In the current study jointly led by Prof. Desai and Prof. Hiroshi Ohno from the RIKEN Centre for Integrative Medical Sciences, the aim was to better understand links between the microbiome and extra-intestinal ADs, most notably: multiple sclerosis (MS), rheumatoid arthritis, type I diabetes and systematic lupus erythematosus (lupus). It has already been shown that individuals suffering with extra-intestinal ADs show distinctive changes in the composition of their gut flora compared to those of healthy individuals, so the researchers specifically focused on uncovering how these changes could affect the functionality of immune cells related to ADs.

Based on their own work and existing literature, the team identified potentially important links between increases or decreases in certain microbial populations within the gut, and the levels and locations of key immune cells in the body linked to inflammation. For example, it was found that patients with MS tend to have higher levels of certain T-cells (white blood cells that attack specific foreign particles) in the blood and cerebrospinal fluid, and other types with a decreased anti-inflammatory activity. An increased abundance of these cells was found in mice whose guts were exclusively populated with a bacterium called Candidatus Savagella, appearing to exacerbate conditions such as lupus, arthritis and a model of MS known as experimental autoimmune encephalomyelitis.
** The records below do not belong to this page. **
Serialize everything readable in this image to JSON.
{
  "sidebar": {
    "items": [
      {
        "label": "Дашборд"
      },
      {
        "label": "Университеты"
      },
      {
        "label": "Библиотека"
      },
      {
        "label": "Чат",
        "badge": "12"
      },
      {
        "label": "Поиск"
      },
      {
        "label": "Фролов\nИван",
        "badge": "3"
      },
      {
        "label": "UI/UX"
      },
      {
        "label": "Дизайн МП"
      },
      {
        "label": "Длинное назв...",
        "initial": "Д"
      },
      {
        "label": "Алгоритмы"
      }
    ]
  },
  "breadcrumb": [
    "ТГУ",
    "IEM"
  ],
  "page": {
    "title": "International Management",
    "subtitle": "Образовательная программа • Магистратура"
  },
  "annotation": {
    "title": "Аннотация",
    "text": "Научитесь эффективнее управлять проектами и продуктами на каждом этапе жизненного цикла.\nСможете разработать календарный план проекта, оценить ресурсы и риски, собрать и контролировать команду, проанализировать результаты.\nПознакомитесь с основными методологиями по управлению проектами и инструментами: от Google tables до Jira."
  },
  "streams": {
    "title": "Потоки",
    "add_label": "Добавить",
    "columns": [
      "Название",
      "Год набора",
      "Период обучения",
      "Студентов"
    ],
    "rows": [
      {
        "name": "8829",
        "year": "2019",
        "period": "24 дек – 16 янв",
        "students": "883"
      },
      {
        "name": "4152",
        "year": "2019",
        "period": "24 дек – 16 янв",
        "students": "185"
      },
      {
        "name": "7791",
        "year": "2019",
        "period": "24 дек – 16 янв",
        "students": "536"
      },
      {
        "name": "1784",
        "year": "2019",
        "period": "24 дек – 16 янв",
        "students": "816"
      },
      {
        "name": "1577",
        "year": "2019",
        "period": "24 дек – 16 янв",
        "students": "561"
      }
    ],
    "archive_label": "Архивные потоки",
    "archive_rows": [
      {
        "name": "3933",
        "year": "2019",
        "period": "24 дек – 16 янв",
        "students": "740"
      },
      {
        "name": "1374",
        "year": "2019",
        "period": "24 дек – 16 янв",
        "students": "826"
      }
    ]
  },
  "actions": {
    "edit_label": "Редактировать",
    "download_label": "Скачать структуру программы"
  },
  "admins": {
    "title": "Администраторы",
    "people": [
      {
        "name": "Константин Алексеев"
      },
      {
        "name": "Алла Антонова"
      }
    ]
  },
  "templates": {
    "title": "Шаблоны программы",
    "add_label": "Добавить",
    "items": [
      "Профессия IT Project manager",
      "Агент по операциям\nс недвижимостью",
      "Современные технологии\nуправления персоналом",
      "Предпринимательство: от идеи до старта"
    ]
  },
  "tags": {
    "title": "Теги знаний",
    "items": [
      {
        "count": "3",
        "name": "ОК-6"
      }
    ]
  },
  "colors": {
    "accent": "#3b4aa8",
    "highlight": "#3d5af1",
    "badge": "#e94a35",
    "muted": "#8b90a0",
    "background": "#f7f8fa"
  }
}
However, two main unresolved questions pose a barrier to this approach. The first is the question of the nature of the “targeted manipulation” that would be the best option for the benefit of a given patient; and the second question is whether and how such manipulations could or should be personalised with respect to their design and execution,

warns Prof. Desai.

There is no doubt that the future of healthcare is quickly turning towards a more personalised approach, and this is all important when one considers that our guts contain a unique ecological fingerprint for each and every one of us. It may be therefore, that as studies continue and our data grows, we can begin to narrow down therapeutic options in a way that cares for both you and your personal entourage of microscopic companions.